Go to roughly the middle of that quote, and read this part: “There’s almost a 1-to-1 relationship between leaders who are seen as fast and those who are seen as great executors.”

We just hit the project planning myth right on the nose.

Project planning and the harried middle manager

When I was working in offices, one of my least favorite things was some target-chasing middle manager rushing past me yelling “No time, man! Gotta get to my 11:30 about Q2 branding possibilities!” Middle managers especially love to throw themselves on the cross at The Temple of Busy — but heck, who am I kidding? We all do. Busy is a drug.

If you go back to that quote above, though, there’s this perception across research that if you’re moving fast and you have a lot going on, you’re probably a good executor. This comes from one of the major problems with most office cultures: we confuse ‘quantity’ of work with ‘quality’ of work and we confuse ‘busy’ with ‘productive.’




 

Quantity shouldn’t matter — the human brain can really only focus on a finite amount of things — and “busy” is closer to an antonym of “productive” than a synonym, but most people forget that. It’s also busy, busy, busy and go, go, go. We got targets to hit! Deliverables! The bosses are on us!

This ties directly into the “sense of urgency” myth — if you have a direct manager who constantly tells you that everything has a sense of urgency, begin looking for other jobs almost immediately. When ‘everything’ is urgent, that means there’s absolutely no sense of priority at all — it is literally impossible, within the definitions of the terms involved, for ‘everything’ to be a ‘priority’ or ‘urgent’ at a given time. Although, we set up many office cultures that way. See above. Targets to hit, bosses to please, etc.

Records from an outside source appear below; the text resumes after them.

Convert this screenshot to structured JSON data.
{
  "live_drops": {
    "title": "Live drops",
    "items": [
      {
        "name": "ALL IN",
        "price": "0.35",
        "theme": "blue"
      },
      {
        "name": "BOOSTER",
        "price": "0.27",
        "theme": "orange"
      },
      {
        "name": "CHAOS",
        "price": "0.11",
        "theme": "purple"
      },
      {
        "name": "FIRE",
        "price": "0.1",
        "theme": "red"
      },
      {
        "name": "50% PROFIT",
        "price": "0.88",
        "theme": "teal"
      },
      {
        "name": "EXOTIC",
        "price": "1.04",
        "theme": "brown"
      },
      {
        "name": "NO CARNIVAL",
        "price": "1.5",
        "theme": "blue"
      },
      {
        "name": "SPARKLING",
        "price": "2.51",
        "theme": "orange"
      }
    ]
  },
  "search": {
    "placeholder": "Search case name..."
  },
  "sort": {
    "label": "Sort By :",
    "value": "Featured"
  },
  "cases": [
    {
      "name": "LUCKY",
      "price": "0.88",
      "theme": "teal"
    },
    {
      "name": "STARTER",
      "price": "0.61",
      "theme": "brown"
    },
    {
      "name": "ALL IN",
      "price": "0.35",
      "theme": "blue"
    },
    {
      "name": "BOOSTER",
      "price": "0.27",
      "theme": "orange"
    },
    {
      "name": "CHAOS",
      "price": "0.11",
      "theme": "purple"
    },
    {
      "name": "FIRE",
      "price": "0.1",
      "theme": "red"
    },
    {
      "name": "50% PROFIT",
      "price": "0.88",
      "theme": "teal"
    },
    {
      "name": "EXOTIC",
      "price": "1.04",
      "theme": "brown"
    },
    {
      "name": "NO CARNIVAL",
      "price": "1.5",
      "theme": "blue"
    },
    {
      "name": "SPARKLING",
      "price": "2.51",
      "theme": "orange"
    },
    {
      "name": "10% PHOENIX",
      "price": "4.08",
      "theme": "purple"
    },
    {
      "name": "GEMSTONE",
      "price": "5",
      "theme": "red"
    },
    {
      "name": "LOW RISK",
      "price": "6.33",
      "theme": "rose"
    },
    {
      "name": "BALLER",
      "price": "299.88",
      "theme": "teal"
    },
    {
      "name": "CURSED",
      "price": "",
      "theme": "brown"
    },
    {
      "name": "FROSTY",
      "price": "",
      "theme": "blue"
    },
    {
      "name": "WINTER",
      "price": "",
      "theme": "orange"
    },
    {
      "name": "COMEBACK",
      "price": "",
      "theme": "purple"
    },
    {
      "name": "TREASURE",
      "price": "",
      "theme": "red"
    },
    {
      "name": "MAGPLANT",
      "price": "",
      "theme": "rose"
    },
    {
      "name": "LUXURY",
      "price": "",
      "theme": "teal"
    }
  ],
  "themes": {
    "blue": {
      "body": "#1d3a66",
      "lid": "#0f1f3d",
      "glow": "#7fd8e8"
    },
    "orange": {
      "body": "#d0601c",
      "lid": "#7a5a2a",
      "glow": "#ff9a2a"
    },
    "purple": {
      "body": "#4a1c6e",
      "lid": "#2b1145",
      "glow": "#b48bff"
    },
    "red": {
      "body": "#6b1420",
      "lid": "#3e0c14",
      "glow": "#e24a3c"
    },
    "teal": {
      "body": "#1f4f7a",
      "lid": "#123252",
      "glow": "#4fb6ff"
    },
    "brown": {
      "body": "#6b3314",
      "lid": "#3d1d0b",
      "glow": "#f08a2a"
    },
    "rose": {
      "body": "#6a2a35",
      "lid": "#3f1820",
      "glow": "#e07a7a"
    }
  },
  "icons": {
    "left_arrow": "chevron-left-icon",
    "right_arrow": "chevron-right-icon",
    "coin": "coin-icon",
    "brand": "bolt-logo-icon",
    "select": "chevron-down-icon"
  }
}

The danger of the project planning myth

So now we’re at a place where research is showing us that “project planning” is basically correlated with “moving fast, rushing around, juggling lots of balls.” Earlier in that Zenger article, they say this:

On the first point, bosses place a premium on execution, which we define as the ability to achieve individual goals and objectives. In fact, when we asked senior managers to indicate the importance of this ability, they ranked it first on a list of 16 skills.

Alright, so your boss places a premium on execution, in all likelihood. Your boss can usually promote you. The high irony is that if you’re good at execution, you probably won’t get promoted a lot — your boss wants you right where you are, hitting targets for him/her. But I digress.

Now we’re at a place where:

  • “Fast” means “good at execution”
  • “Good at execution” means “pleasing to boss”
  • “Pleasing to boss” could mean “promotion”

So … if you’re always running around claiming how insanely busy you are and how much you’re juggling and calling that project planning, you’ll probably be promoted and become someone else’s boss.

[Tweet “When we promote those who value quantity of work over quality, the problems continue.”]

See how the system perpetuates?

A couple of years ago, I listened to a Tim Ferriss podcast where he had a guest (well, obviously). The guest basically says: “It’s my belief that you could walk into any corporate office in America in a suit, grab a stack of papers, and just rush past people saying how busy you were … and in a year or so, you’d get promoted even though no one knows if you even work there.”

That’s true, honestly — not everywhere, but in many places. And it’s in part because of this project planning myth: we confuse “fast” with “good at execution,” when in fact “fast” often means “unable to prioritize anything so always harried and bellowing about how much is going on.”

Why are we rewarding that?

Ted Bauer

2 Comments

  1. “The guest basically says: ‘It’s my belief that you could walk into any corporate office in America in a suit, grab a stack of papers, and just rush past people saying how busy you were … and in a year or so, you’d get promoted even though no one knows if you even work there.'”

    Didn’t that happen in a “Seinfeld” episode?

    • I think that is 100 percent correct, yes.